Reputation: 86925
I have large (100GB) CSV
files that I periodically want to convert/reduce.
Each line is separated by a newline, where each line represents a record that I want to convert into a new record.
I therefore first have to split the line, extract my desired fields (+ convert some with logic), and save again as a reduced csv.
Each line contains 2500-3000
chars separated by a ^
, with about 1000
fields.
But I need only approx 120
fields from that split.
I discovered that the actual line splitting takes most of the processing time. I'm thus trying to find the best split method for one line.
My benchmark on a sample size of 10GB is as follows:
approx 5mins:
static final Pattern.compile("\\^");
String[] split = pattern.split(line);
2min37s:
String split[] = string.split("\\^");
2min18s (approx 12% faster than string.split()):
StringTokenizer tokenizer = new StringTokenizer(line, "\\^");
String[] split = new String[tokenizer.countTokens()];
int j = 0;
while (tokenizer.hasMoreTokens()) {
split[j] = tokenizer.nextToken();
j++;
}
Question: could there be more room for improvement?
Upvotes: 0
Views: 874
Reputation: 19575
If the first 120 fields/columns in a line/row are relevant, it may be better to use a "limited" edition of String::split(String delim, int limit)
which will split only for these ~10% of the columns.
// keep relevant 120 fields + 1 field for the tail part
String[] properFields = string.split("\\^", 121);
Update
If there is a prefix of N fields to be skipped and the next M fields need to be processed, a regular expression may be used to define parts of the line and then only the important part should be picked up.

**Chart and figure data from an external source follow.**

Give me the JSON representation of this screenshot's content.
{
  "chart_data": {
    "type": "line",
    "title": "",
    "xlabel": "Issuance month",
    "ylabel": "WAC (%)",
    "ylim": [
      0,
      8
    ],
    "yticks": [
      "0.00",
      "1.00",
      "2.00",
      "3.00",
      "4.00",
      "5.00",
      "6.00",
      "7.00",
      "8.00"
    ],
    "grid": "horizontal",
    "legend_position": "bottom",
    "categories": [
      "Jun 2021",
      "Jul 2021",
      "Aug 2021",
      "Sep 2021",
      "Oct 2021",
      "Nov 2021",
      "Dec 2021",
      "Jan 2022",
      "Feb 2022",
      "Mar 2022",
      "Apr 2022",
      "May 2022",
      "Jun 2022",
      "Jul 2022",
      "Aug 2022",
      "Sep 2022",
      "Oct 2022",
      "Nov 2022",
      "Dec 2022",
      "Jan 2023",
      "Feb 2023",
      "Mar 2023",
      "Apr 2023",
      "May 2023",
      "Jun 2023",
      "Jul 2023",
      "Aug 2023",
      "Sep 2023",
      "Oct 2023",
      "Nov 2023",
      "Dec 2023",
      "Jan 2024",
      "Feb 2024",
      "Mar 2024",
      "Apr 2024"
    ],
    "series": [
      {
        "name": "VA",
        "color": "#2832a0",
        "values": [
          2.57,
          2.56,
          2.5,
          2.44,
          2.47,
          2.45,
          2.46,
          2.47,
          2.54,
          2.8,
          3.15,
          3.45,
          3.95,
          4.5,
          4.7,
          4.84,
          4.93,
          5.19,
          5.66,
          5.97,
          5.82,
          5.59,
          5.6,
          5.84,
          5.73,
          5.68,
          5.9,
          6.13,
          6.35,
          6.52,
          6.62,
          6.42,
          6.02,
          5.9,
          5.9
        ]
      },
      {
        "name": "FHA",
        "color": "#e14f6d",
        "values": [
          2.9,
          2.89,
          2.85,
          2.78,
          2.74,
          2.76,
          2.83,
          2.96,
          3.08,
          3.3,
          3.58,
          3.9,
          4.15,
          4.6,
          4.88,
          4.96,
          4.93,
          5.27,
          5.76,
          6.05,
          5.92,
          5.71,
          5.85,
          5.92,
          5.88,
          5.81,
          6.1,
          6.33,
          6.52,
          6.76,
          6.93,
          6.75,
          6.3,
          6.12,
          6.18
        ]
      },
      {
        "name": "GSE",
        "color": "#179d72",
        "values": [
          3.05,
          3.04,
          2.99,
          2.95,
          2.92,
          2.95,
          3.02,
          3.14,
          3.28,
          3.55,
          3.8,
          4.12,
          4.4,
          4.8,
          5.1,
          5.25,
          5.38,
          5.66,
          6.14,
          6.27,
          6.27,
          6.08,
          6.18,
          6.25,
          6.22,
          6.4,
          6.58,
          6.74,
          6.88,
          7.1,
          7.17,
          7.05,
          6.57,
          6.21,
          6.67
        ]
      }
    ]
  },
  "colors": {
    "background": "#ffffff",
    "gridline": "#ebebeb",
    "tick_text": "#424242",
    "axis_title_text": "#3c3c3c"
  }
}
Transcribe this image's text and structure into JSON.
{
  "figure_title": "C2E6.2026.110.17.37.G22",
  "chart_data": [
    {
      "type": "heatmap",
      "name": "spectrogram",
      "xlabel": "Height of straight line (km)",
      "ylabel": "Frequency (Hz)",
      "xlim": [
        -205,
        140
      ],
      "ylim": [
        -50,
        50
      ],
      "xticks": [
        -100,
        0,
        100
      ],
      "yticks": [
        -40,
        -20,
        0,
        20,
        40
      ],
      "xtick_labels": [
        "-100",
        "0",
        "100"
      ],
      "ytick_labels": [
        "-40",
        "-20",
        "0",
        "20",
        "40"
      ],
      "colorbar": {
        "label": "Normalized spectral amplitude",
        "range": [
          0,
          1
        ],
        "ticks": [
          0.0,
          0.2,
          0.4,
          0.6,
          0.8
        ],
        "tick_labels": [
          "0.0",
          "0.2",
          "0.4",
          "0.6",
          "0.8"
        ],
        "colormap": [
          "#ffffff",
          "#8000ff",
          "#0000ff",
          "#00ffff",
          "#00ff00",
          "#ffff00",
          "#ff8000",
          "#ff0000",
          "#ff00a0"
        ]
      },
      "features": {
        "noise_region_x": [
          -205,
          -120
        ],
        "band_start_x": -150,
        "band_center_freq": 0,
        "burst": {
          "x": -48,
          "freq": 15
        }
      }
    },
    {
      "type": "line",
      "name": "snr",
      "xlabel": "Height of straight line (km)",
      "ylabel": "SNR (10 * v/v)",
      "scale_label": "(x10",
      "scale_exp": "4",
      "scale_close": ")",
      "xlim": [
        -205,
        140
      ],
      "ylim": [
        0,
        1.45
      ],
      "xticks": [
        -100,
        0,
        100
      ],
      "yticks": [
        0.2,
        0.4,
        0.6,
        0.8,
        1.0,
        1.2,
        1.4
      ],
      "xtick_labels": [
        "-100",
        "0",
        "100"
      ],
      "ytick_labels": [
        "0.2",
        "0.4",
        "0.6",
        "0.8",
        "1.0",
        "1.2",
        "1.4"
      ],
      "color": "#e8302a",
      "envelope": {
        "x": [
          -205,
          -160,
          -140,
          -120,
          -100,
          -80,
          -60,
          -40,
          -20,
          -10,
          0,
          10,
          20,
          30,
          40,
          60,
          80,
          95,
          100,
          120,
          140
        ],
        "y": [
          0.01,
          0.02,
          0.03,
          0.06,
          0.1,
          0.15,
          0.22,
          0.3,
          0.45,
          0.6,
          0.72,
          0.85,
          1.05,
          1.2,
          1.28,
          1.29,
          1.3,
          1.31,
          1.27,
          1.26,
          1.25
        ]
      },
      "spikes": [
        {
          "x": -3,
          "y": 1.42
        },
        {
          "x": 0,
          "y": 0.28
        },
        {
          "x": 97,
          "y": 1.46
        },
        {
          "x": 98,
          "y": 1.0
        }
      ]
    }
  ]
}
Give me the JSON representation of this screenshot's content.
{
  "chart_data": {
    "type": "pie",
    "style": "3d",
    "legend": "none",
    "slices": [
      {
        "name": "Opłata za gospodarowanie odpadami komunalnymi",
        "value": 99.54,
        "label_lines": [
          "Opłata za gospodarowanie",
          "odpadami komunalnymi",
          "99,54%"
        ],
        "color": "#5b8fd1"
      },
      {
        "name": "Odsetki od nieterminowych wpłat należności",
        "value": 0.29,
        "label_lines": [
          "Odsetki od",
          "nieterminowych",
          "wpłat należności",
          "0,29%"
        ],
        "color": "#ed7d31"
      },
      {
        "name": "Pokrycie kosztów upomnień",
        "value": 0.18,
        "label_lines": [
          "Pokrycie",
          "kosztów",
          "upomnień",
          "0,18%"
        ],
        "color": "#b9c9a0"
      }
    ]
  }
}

The latter may be implemented using Stream<MatchResult>
retrieved via Scanner
or Matcher
String str = "aaa^bbb^ccc^11^22^33^44^55^xyz\r\npp^qqq^sss^99^88^77^66^55^$313";
// N = M = 3
Pattern line = Pattern.compile("(?<prefix>(([^^\\r\\n]+\\^){3}))(?<body>(([^^\\r\\n]+\\^?){0,3})).*\\R?");
Pattern field = Pattern.compile("\\^"); // caret-separated fields
System.out.println("matcher results");
line.matcher(str)
.results()
.map(mr -> mr.group(4))
.flatMap(s -> Arrays.stream(s.split("\\^")))
.forEach(System.out::println);
System.out.println("scanner findall");
Scanner scan = new Scanner(str);
scan.findAll(line)
.map(mr -> mr.group(4))
.flatMap(field::splitAsStream)
.forEach(System.out::println);
Output:
matcher results
11
22
33
99
88
77
scanner findall
11
22
33
99
88
77
However, regular expressions may also affect performance, so the simplest way to handle large strings may be to implement custom method to return substring between N and N + M occurrence of the delimiter:
public static String substring(char delim, int from, int to, String line) {
int index = 0;
int count = 0;
int n = line.length();
for (; index < n && count < from; index++) {
if (line.charAt(index) == delim) {
count++;
}
}
int indexFrom = index;
for (; index < n && count < to; index++) {
if (line.charAt(index) == delim) {
count++;
}
}
return line.substring(indexFrom, index);
}
System.out.println("scanner plain");
scan = new Scanner(str);
while(scan.hasNextLine()) {
System.out.println(substring('^', 3, 6, scan.nextLine()));
}
Output:
scanner plain
11^22^33^
99^88^77^
Upvotes: 1